Deutsche Forscher gruben Olympia aus

1766 entdeckten Forscher Olympia wieder. 100 Jahre später, im Jahr 1874, begannen deutsche Altertumsforscher aus Berlin mit den zielgerichteten Ausgrabungen. Olympia ist nicht weit von Patras entfernt. Neben Delphi und Epidauros sowie der Akropolis von Athen gehört Olympia zum Unesco-Weltkulturerbe. Der Hera-Tempel ist anhand der wiederaufgerichteten Säulen wieder im ursprünglichen Zustand erlebbar. In unmittelbarer Nähe davon befindet sich eine antike Brunnenanlage, auf der ähnlich wie in Delphi die Schatzhäuser von elf griechischen Stadtstaaten standen. Die Terrassenanlage diente als Aufbewahrungsort für die dem Göttervater Zeus gewidmeten Geschenke. Seit 1961 ist auch das beeindruckende Stadion wieder erlebbar. Einst fanden dort 45.000 Zuschauer Platz.
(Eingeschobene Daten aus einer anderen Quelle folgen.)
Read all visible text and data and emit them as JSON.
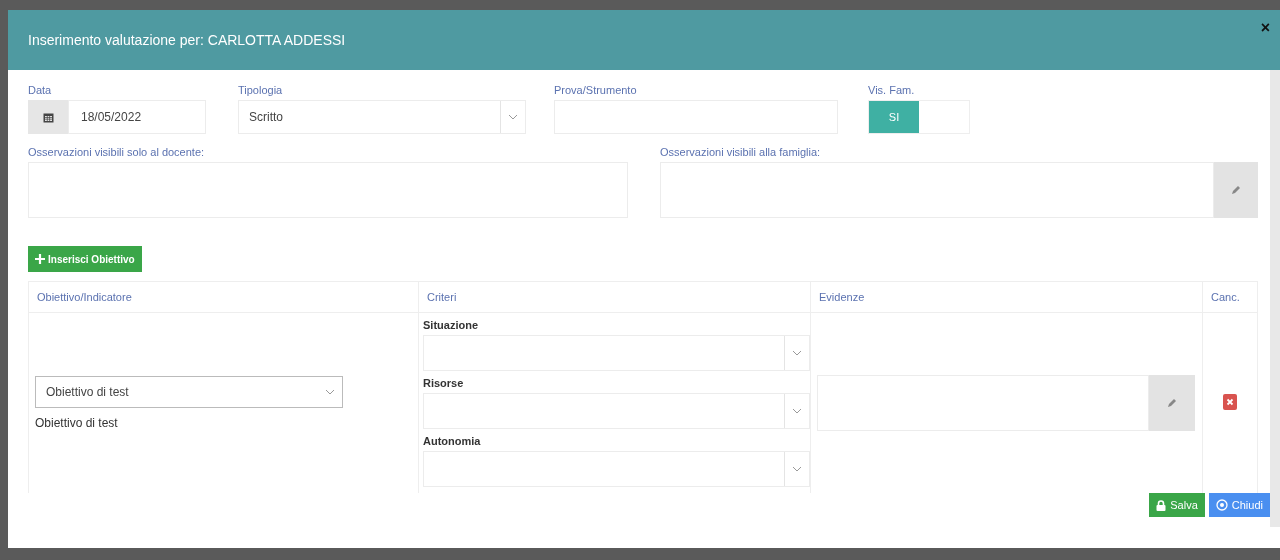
{
  "modal": {
    "title": "Inserimento valutazione per: CARLOTTA ADDESSI",
    "close": "×"
  },
  "form": {
    "data": {
      "label": "Data",
      "value": "18/05/2022"
    },
    "tipologia": {
      "label": "Tipologia",
      "value": "Scritto"
    },
    "prova": {
      "label": "Prova/Strumento"
    },
    "vis_fam": {
      "label": "Vis. Fam.",
      "on": true,
      "on_text": "SI"
    },
    "oss_docente": {
      "label": "Osservazioni visibili solo al docente:"
    },
    "oss_famiglia": {
      "label": "Osservazioni visibili alla famiglia:"
    }
  },
  "add_button": "Inserisci Obiettivo",
  "table": {
    "columns": [
      "Obiettivo/Indicatore",
      "Criteri",
      "Evidenze",
      "Canc."
    ],
    "rows": [
      {
        "obiettivo_select": "Obiettivo di test",
        "obiettivo_text": "Obiettivo di test",
        "criteri": [
          {
            "label": "Situazione"
          },
          {
            "label": "Risorse"
          },
          {
            "label": "Autonomia"
          }
        ]
      }
    ]
  },
  "footer": {
    "save": "Salva",
    "close": "Chiudi"
  }
}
Schätze im Olympischen Museum

Was deutsche Archäologen während der Ausgrabungen um 1875 in Olympia fanden, kann man im Olympischen Museum betrachten. Meisterwerke sind beispielsweise die Giebel des Zeus-Tempels. Die geflügelte Siegesgöttin Nike scheint immer noch zu schweben. Ebenfalls empfehlenswert ist der Besuch des Museums der Geschichte der Olympischen Spiele des Altertumes mit den Ausgrabungen von Olympia. Im heutigen Dorf Olympia gibt es zudem eine Ausstellung, die sich den Spielen der Neuzeit widmet.